For the past few months, the city has been one of the two most difficult theaters of combat on the front, along with that of Bakhmout (East).
“All civilians threatened”
North of Avdiivka in June, Russians and separatist forces from the Donetsk region cut off one of the two main access roads to the town.
They are also positioned in the East, and in the South where in recent days they have forced the Ukrainian forces to withdraw their lines.
Our troops withdrew (from the village) of Vodyane, they crossed the river, because it was absolutely impossible to hold the previous positions which are completely destroyed.
Vitali Barabash, military administrator
According to him, Moscow has just redeployed regular army troops to Avdiivka that are “better trained” than the separatist forces.
“The morale (of the Kyiv soldiers) is high, they don’t even think of leaving the city,” he says.
In his bunkered police station, the Avdiïvka police officer, Rasim Rustamov, considers the situation “really difficult”. “We are suffering from repeated bombings of the city itself and the surrounding area.

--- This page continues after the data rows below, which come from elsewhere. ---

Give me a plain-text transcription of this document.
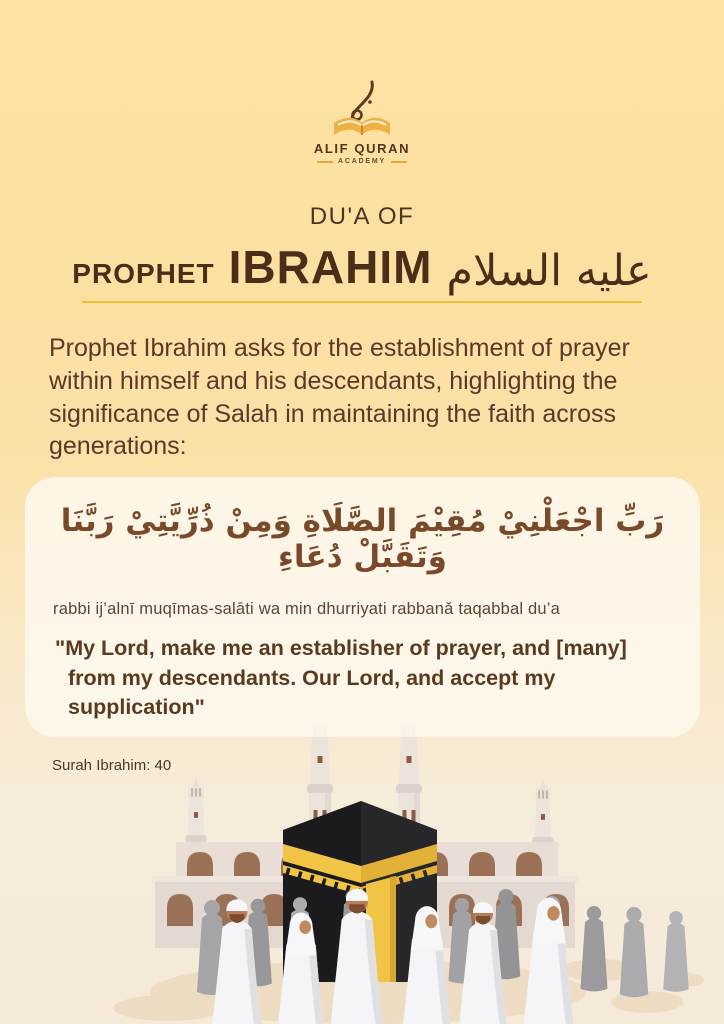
ALIF QURAN
ACADEMY
DU'A OF
PROPHET IBRAHIM عليه السلام
Prophet Ibrahim asks for the establishment of prayer within himself and his descendants, highlighting the significance of Salah in maintaining the faith across generations:
رَبِّ اجْعَلْنِيْ مُقِيْمَ الصَّلَاةِ وَمِنْ ذُرِّيَّتِيْ رَبَّنَا وَتَقَبَّلْ دُعَاءِ
rabbi ij’alnī muqīmas-salāti wa min dhurriyati rabbanǎ taqabbal du’a
"My Lord, make me an establisher of prayer, and [many] from my descendants. Our Lord, and accept my supplication"
Surah Ibrahim: 40
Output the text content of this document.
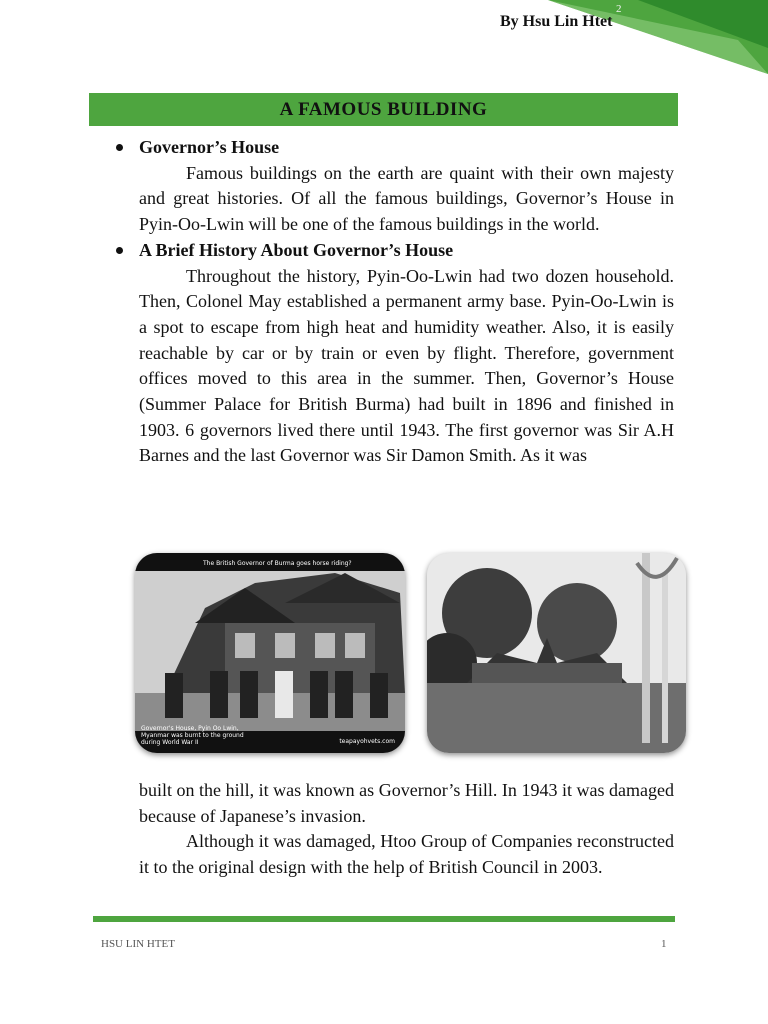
By Hsu Lin Htet
2
A FAMOUS BUILDING
Governor’s House

Famous buildings on the earth are quaint with their own majesty and great histories. Of all the famous buildings, Governor’s House in Pyin-Oo-Lwin will be one of the famous buildings in the world.

A Brief History About Governor’s House

Throughout the history, Pyin-Oo-Lwin had two dozen household. Then, Colonel May established a permanent army base. Pyin-Oo-Lwin is a spot to escape from high heat and humidity weather. Also, it is easily reachable by car or by train or even by flight. Therefore, government offices moved to this area in the summer. Then, Governor’s House (Summer Palace for British Burma) had built in 1896 and finished in 1903. 6 governors lived there until 1943. The first governor was Sir A.H Barnes and the last Governor was Sir Damon Smith. As it was

The British Governor of Burma goes horse riding?
Governor's House, Pyin Oo Lwin, Myanmar was burnt to the ground during World War II	teapayohvets.com

built on the hill, it was known as Governor’s Hill. In 1943 it was damaged because of Japanese’s invasion.

Although it was damaged, Htoo Group of Companies reconstructed it to the original design with the help of British Council in 2003.

HSU LIN HTET	1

All civilians here are threatened,” he said.
In the cellar of Svitlana and its neighbors and neighbors, large colorful collages are placed on the walls.
“There was nothing but old brick walls here. Now you see step by step we decorate this boring gray background. We know how to make us feel at home,” she says of how she spends her days.
Among the small group of locals waiting to pick up the food parcels, Lyudmyla is a little upset.
“If we could have a mobile laundry powered by a generator. But unfortunately…”, laments the 62-year-old lady.
How does she plan to spend the winter here?
“Spring will come. With or without us, he will come,” she replies.